Distorcer a verdade é grave na oposição, mas, quando parte de governos, o bem solapado é a credibilidade, que bate direto na popularidade. As pesquisas de opinião mostram contínua perda de aprovação e constante aumento de desaprovação do governo e do desempenho de Lula, e o sucesso do PT nas próximas eleições (não só na disputa pelo Planalto, mas também nas eleições de governadores, deputados e senadores — depende diretamente da inversão dessa curva. O governo detém maior poder e mais instrumentos e visibilidade frente à oposição para emplacar sua narrativa, mas até agora não conseguiu soar convincente.
Se esperava o ambiente de doçura da época em que seu oponente era o PSDB, Lula não sabia com quem estava lidando ou se superestimou, ignorando a realidade tanto sob o aspecto das mudanças na sociedade quanto do ponto de vista do enfrentamento aos adversários. O recente episódio do Pix — mal comunicado e pior ainda cancelado — é um resumo dessa história em que uma instrução burocrática da Receita se transforma numa crise que escancara a fragilidade de um governo cheio de instrumentos de poder, mas incompetente no manejo das armas. Uma correção de rumos poderia começar pela busca de uma resposta à seguinte pergunta: por que as pessoas estão mais dispostas a acreditar menos no presidente da República do que num deputado lacrador, cujo viés caricato já o fez subir à tribuna de peruca loura para ridicularizar pessoas trans?
As jogadas trapaceiras atraem, mas não fazem o serviço sozinhas.

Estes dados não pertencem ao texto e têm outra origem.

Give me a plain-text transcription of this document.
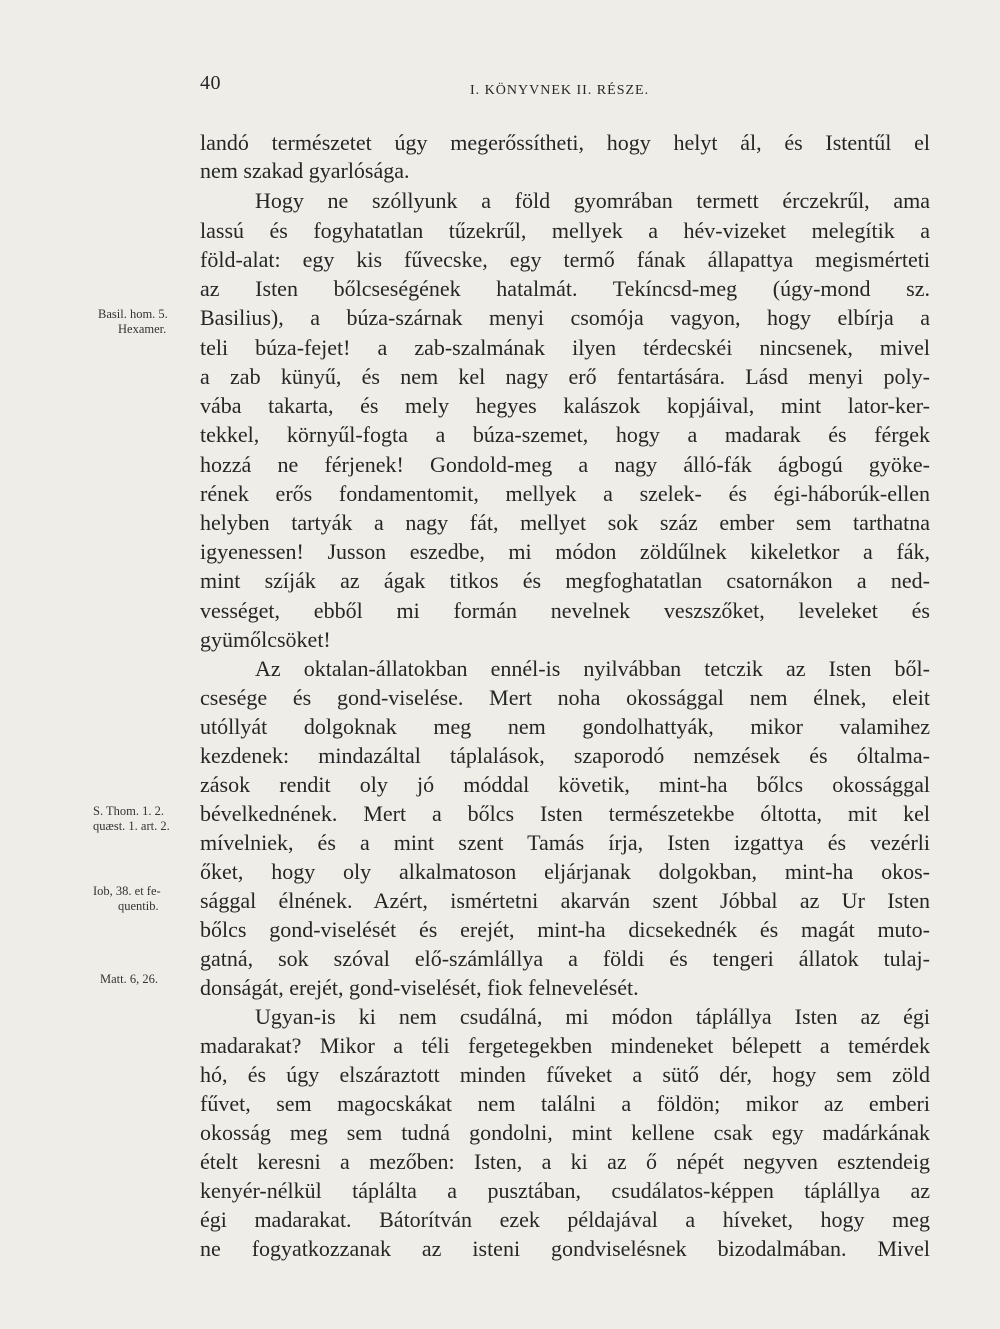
40	I. KÖNYVNEK II. RÉSZE.
Basil. hom. 5.
Hexamer.
S. Thom. 1. 2.
quæst. 1. art. 2.
Iob, 38. et fe-
quentib.
Matt. 6, 26.
landó természetet úgy megerőssítheti, hogy helyt ál, és Istentűl el
nem szakad gyarlósága.
Hogy ne szóllyunk a föld gyomrában termett érczekrűl, ama
lassú és fogyhatatlan tűzekrűl, mellyek a hév-vizeket melegítik a
föld-alat: egy kis fűvecske, egy termő fának állapattya megismérteti
az Isten bőlcseségének hatalmát. Tekíncsd-meg (úgy-mond sz.
Basilius), a búza-szárnak menyi csomója vagyon, hogy elbírja a
teli búza-fejet! a zab-szalmának ilyen térdecskéi nincsenek, mivel
a zab künyű, és nem kel nagy erő fentartására. Lásd menyi poly-
vába takarta, és mely hegyes kalászok kopjáival, mint lator-ker-
tekkel, környűl-fogta a búza-szemet, hogy a madarak és férgek
hozzá ne férjenek! Gondold-meg a nagy álló-fák ágbogú gyöke-
rének erős fondamentomit, mellyek a szelek- és égi-háborúk-ellen
helyben tartyák a nagy fát, mellyet sok száz ember sem tarthatna
igyenessen! Jusson eszedbe, mi módon zöldűlnek kikeletkor a fák,
mint szíják az ágak titkos és megfoghatatlan csatornákon a ned-
vességet, ebből mi formán nevelnek veszszőket, leveleket és
gyümőlcsöket!
Az oktalan-állatokban ennél-is nyilvábban tetczik az Isten ből-
csesége és gond-viselése. Mert noha okossággal nem élnek, eleit
utóllyát dolgoknak meg nem gondolhattyák, mikor valamihez
kezdenek: mindazáltal táplalások, szaporodó nemzések és óltalma-
zások rendit oly jó móddal követik, mint-ha bőlcs okossággal
bévelkednének. Mert a bőlcs Isten természetekbe óltotta, mit kel
mívelniek, és a mint szent Tamás írja, Isten izgattya és vezérli
őket, hogy oly alkalmatoson eljárjanak dolgokban, mint-ha okos-
sággal élnének. Azért, ismértetni akarván szent Jóbbal az Ur Isten
bőlcs gond-viselését és erejét, mint-ha dicsekednék és magát muto-
gatná, sok szóval elő-számlállya a földi és tengeri állatok tulaj-
donságát, erejét, gond-viselését, fiok felnevelését.
Ugyan-is ki nem csudálná, mi módon táplállya Isten az égi
madarakat? Mikor a téli fergetegekben mindeneket bélepett a temérdek
hó, és úgy elszáraztott minden fűveket a sütő dér, hogy sem zöld
fűvet, sem magocskákat nem találni a földön; mikor az emberi
okosság meg sem tudná gondolni, mint kellene csak egy madárkának
ételt keresni a mezőben: Isten, a ki az ő népét negyven esztendeig
kenyér-nélkül táplálta a pusztában, csudálatos-képpen táplállya az
égi madarakat. Bátorítván ezek példajával a híveket, hogy meg
ne fogyatkozzanak az isteni gondviselésnek bizodalmában. Mivel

Precisam da ajuda de um terreno fértil para vicejar. No caso, a falta de confiança plantada por um governo que não sabe tirar proveito das vantagens de ser situação e, para complicar, fala aos integrantes do grupo "nós" e deixa entregues à boa sorte da oposição os incluídos na categoria "eles", aos quais se reserva o tratamento de cidadãos de segunda classe.
Para um governo que tem atraído desconfiança, abrir oficialmente a temporada de sucessão ou reeleição com dois anos de mandato pela frente antecipa o "fim" da gestão em curso, alimenta disputas internas, dá mais espaço para a oposição atuar sem ser acusada de só querer atrapalhar o governo devido a interesses de palanque e deixa à vontade os governistas de ocasião que por conveniência ainda não tenham explicitado a intenção de, mais adiante, pular do barco.
Lula não parece disposto a seguir os ditames da cartilha política tradicional. Já aventou a hipótese de não concorrer à reeleição devido a problemas de saúde ou ao imponderável. A decisão, disse, está "nas mãos de Deus" — conhecendo a avaliação do xamã petista a respeito de si, sabemos a quem ele se refere quando alude ao divino. Talvez esteja repetindo o jogo feito em outras ocasiões, disseminando dúvida sobre se disputará ou não a próxima eleição a fim de alimentar no PT, temeroso da derrota, a unidade em torno dele e desestimular outras candidaturas no partido.
A questão é que, na atual conjuntura, Lula corre o risco de jogar com cartas descartadas do baralho pela passagem do tempo e mudança nas circunstâncias, pois ele, o PT, a oposição e os anseios dos brasileiros não são mais os mesmos.